La question centrale abordée par le CCBE dans sa position concerne l'idée de « sécurité nationale » et sa signification indéterminée. Il n'existe pas, que ce soit au niveau national ou international, de définition de la sécurité nationale universellement acceptée. Par conséquent, même lorsque le droit interne offre une certaine clarté dans la définition, l’interprétation d’un pays à l’autre est radicalement différente lorsque les tribunaux évaluent ce qui est, ou n'est pas, jugé nécessaire et proportionné lorsqu'ils invoquent la sécurité nationale pour justifier des mesures visant à restreindre les droits fondamentaux des citoyens. 
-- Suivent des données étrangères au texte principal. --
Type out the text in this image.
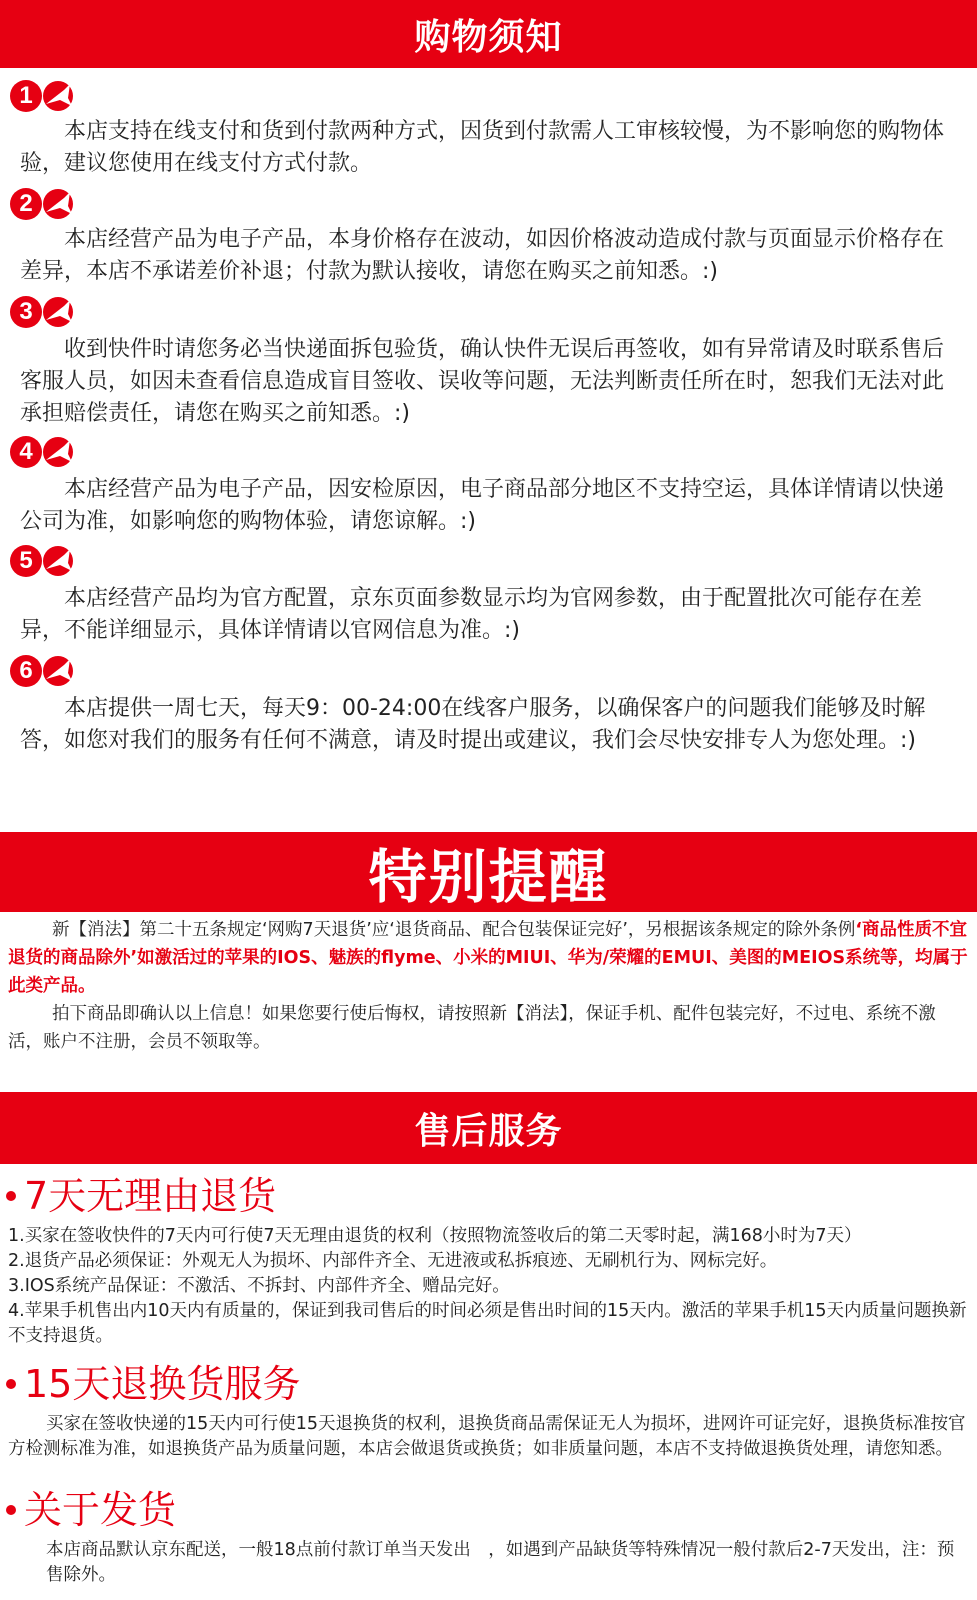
购物须知
1
本店支持在线支付和货到付款两种方式，因货到付款需人工审核较慢，为不影响您的购物体验，建议您使用在线支付方式付款。
2
本店经营产品为电子产品，本身价格存在波动，如因价格波动造成付款与页面显示价格存在差异，本店不承诺差价补退；付款为默认接收，请您在购买之前知悉。:)
3
收到快件时请您务必当快递面拆包验货，确认快件无误后再签收，如有异常请及时联系售后客服人员，如因未查看信息造成盲目签收、误收等问题，无法判断责任所在时，恕我们无法对此承担赔偿责任，请您在购买之前知悉。:)
4
本店经营产品为电子产品，因安检原因，电子商品部分地区不支持空运，具体详情请以快递公司为准，如影响您的购物体验，请您谅解。:)
5
本店经营产品均为官方配置，京东页面参数显示均为官网参数，由于配置批次可能存在差异，不能详细显示，具体详情请以官网信息为准。:)
6
本店提供一周七天，每天9：00-24:00在线客户服务，以确保客户的问题我们能够及时解答，如您对我们的服务有任何不满意，请及时提出或建议，我们会尽快安排专人为您处理。:)
特别提醒
新【消法】第二十五条规定‘网购7天退货’应‘退货商品、配合包装保证完好’，另根据该条规定的除外条例‘商品性质不宜退货的商品除外’如激活过的苹果的IOS、魅族的flyme、小米的MIUI、华为/荣耀的EMUI、美图的MEIOS系统等，均属于此类产品。
拍下商品即确认以上信息！如果您要行使后悔权，请按照新【消法】，保证手机、配件包装完好，不过电、系统不激活，账户不注册，会员不领取等。
售后服务
7天无理由退货

1.买家在签收快件的7天内可行使7天无理由退货的权利（按照物流签收后的第二天零时起，满168小时为7天）

2.退货产品必须保证：外观无人为损坏、内部件齐全、无进液或私拆痕迹、无刷机行为、网标完好。

3.IOS系统产品保证：不激活、不拆封、内部件齐全、赠品完好。

4.苹果手机售出内10天内有质量的，保证到我司售后的时间必须是售出时间的15天内。激活的苹果手机15天内质量问题换新不支持退货。

15天退换货服务
买家在签收快递的15天内可行使15天退换货的权利，退换货商品需保证无人为损坏，进网许可证完好，退换货标准按官方检测标准为准，如退换货产品为质量问题，本店会做退货或换货；如非质量问题，本店不支持做退换货处理，请您知悉。
关于发货
本店商品默认京东配送，一般18点前付款订单当天发出　，如遇到产品缺货等特殊情况一般付款后2-7天发出，注：预售除外。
Cette question présente un intérêt particulier pour la protection de la confidentialité des communications avocat-client dans le contexte des activités de surveillance. Pour que les avocats puissent défendre efficacement les droits de leurs clients, il est indispensable d’avoir l'assurance que les communications entre les clients et leur avocat demeurent confidentielles. Si la notion de « sécurité nationale » n'est pas définie en droit, il n'existe aucun fondement clair sur lequel un tribunal puisse s’appuyer pour déterminer si le but pour lequel un pouvoir de surveillance intrusive aurait pu être exercé est, ou non, la poursuite de la sécurité nationale.

La protection de l'État et de ses citoyens est la fonction première de tout gouvernement. Mais, comme le CCBE l’affirme, cette même fonction ne doit pas servir à justifier des violations arbitraires ou disproportionnées des droits fondamentaux, justifiées par l’expression « à des circonstances exceptionnelles, mesures exceptionnelles ». Le CCBE affirme que les démocraties sont des États de droit. Ce que l'État de droit exige en réponse à des « circonstances exceptionnelles » ne sont pas des mesures exceptionnelles, mais des mesures équilibrées, proportionnées et mûrement réfléchies. 

Compte tenu de ce qui précède, le CCBE formule plusieurs recommandations sur la manière dont la sécurité nationale, en tant que justification des mesures de surveillance et autres atteintes aux droits fondamentaux des citoyens, peut être mieux intégrée dans les systèmes démocratiques nationaux. Les quatre recommandations, à savoir : 1) la nécessité d'un contrôle législatif, 2) le contrôle juridictionnel et indépendant, 3) les voies de recours et sanctions et 4) le secret professionnel, sont développées dans le document du CCBE. 

Le CCBE souligne que pour garantir un juste équilibre entre les considérations de sécurité nationale et les droits fondamentaux des citoyens, des procédures solides doivent être établies. Par ces moyens, les sociétés démocratiques peuvent répondre aux menaces extérieures et intérieures auxquelles elles sont confrontées, tout en préservant les valeurs démocratiques sur lesquelles elles sont fondées.